Camilla pianse tutto il tempo in cui diede da mangiare alla bimba, che ricorda aver divorato quel piccolo pasto. Appena terminato scoppiò in un pianto tremendo. Nulla di grave, semplicemente era il suo modo per chiedere il bis: aveva fame, giustamente. Altrettanto chiaramente non si poteva aumentare la dose in quel momento, sarebbe stato controproducente.

Piangeva e rideva, ad ogni piccolo boccone della figlia, guardava il marito incredula come a dire “davvero è tutto qui”? Episodi terribili di minacce, notti insonni, esami su esami, frustrazione e rassegnazione alla morte, perché non tollera il glutine?
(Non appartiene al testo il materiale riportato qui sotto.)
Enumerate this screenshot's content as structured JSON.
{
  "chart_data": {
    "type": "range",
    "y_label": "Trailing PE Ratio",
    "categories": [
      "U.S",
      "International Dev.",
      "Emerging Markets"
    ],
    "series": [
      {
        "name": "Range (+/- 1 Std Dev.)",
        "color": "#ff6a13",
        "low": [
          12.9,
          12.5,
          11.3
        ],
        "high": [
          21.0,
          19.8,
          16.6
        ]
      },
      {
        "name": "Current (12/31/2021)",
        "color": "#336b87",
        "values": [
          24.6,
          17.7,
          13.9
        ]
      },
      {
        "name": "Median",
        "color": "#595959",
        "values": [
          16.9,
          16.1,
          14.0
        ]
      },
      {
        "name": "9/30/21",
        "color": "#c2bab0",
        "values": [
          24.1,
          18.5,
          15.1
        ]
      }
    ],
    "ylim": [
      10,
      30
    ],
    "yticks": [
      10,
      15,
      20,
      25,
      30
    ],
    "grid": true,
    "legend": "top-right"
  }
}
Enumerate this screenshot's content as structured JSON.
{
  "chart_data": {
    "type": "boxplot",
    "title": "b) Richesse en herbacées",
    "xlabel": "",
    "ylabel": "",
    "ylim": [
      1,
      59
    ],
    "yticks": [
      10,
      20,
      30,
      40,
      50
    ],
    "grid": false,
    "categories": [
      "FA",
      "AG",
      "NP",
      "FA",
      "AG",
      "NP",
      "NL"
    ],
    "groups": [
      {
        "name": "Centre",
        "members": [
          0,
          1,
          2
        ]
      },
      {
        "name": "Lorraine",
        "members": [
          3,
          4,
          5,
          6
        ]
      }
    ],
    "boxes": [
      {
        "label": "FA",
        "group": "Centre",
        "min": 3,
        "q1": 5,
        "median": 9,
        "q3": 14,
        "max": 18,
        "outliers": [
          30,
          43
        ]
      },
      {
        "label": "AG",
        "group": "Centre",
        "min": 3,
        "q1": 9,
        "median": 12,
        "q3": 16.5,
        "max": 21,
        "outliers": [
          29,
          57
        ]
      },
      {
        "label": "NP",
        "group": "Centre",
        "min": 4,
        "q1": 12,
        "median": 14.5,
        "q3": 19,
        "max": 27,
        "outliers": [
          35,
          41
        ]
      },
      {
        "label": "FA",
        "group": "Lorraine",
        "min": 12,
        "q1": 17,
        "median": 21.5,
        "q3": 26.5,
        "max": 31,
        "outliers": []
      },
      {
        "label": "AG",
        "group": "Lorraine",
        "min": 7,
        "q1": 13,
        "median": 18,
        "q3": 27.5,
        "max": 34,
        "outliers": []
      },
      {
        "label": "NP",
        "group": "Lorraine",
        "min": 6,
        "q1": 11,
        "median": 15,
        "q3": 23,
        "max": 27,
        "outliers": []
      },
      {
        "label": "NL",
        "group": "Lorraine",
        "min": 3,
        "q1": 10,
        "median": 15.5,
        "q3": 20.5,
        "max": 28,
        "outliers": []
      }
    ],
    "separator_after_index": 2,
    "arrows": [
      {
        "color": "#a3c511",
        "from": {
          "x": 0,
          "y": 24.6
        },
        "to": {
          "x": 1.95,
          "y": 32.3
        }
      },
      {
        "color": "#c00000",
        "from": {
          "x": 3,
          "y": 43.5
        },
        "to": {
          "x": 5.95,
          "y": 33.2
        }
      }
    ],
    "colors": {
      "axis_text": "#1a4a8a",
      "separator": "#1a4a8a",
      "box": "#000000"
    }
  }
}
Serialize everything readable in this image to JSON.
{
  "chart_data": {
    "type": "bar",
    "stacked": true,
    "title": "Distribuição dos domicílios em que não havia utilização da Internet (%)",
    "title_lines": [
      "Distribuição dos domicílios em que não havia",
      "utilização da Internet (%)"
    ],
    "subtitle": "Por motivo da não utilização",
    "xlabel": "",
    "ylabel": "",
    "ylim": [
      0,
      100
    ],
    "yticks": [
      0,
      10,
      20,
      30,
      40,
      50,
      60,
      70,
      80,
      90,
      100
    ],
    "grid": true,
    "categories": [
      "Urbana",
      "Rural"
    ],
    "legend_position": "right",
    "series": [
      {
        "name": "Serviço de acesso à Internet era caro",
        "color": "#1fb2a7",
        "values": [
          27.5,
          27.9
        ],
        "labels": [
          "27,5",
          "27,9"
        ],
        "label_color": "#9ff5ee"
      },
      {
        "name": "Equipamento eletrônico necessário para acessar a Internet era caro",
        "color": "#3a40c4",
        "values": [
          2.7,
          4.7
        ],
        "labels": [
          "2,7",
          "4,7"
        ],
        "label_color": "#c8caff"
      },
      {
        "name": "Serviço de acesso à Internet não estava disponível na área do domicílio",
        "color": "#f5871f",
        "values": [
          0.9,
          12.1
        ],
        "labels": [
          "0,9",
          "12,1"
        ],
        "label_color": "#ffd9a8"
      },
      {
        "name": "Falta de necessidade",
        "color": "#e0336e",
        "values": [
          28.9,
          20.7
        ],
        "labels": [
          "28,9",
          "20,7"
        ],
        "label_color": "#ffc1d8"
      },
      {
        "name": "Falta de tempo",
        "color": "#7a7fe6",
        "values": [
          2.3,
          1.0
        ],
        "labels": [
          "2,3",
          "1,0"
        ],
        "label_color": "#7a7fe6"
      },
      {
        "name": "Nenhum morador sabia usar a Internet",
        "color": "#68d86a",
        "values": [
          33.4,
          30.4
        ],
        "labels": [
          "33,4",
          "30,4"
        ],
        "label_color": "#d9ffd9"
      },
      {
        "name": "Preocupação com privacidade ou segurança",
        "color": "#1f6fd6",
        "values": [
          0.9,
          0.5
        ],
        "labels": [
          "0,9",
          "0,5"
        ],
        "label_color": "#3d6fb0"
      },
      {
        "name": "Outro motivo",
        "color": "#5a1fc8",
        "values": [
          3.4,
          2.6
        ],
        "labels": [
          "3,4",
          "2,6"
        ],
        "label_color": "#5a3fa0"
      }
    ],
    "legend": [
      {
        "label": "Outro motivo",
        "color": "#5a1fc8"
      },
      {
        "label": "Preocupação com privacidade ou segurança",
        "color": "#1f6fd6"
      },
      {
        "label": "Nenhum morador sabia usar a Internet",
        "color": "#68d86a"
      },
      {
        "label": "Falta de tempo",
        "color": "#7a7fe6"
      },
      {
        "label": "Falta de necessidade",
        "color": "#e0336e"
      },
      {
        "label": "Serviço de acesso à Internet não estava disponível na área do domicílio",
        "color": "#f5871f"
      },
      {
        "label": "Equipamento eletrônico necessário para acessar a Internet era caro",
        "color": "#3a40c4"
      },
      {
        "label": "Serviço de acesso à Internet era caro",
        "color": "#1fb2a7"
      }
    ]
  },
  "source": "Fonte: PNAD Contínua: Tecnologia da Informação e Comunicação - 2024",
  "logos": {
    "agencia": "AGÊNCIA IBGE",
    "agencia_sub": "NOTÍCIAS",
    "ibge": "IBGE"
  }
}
Per la prima volta fu Paolo a crollare, tra le braccia della moglie che stringendolo forte a sé non riuscì a dirgli altro che “Grazie”.

“Grazie, hai salvato la vita a nostra figlia, l’hai salvata tu Paolo”.

La VIOLENZA, quante facce ha.

Può causare danni irreparabili anche se inflitta in buona fede

E non è qualcosa da attribuire ad una categoria esclusiva di persone malvage, dobbiamo imparare a comprendere questo assioma.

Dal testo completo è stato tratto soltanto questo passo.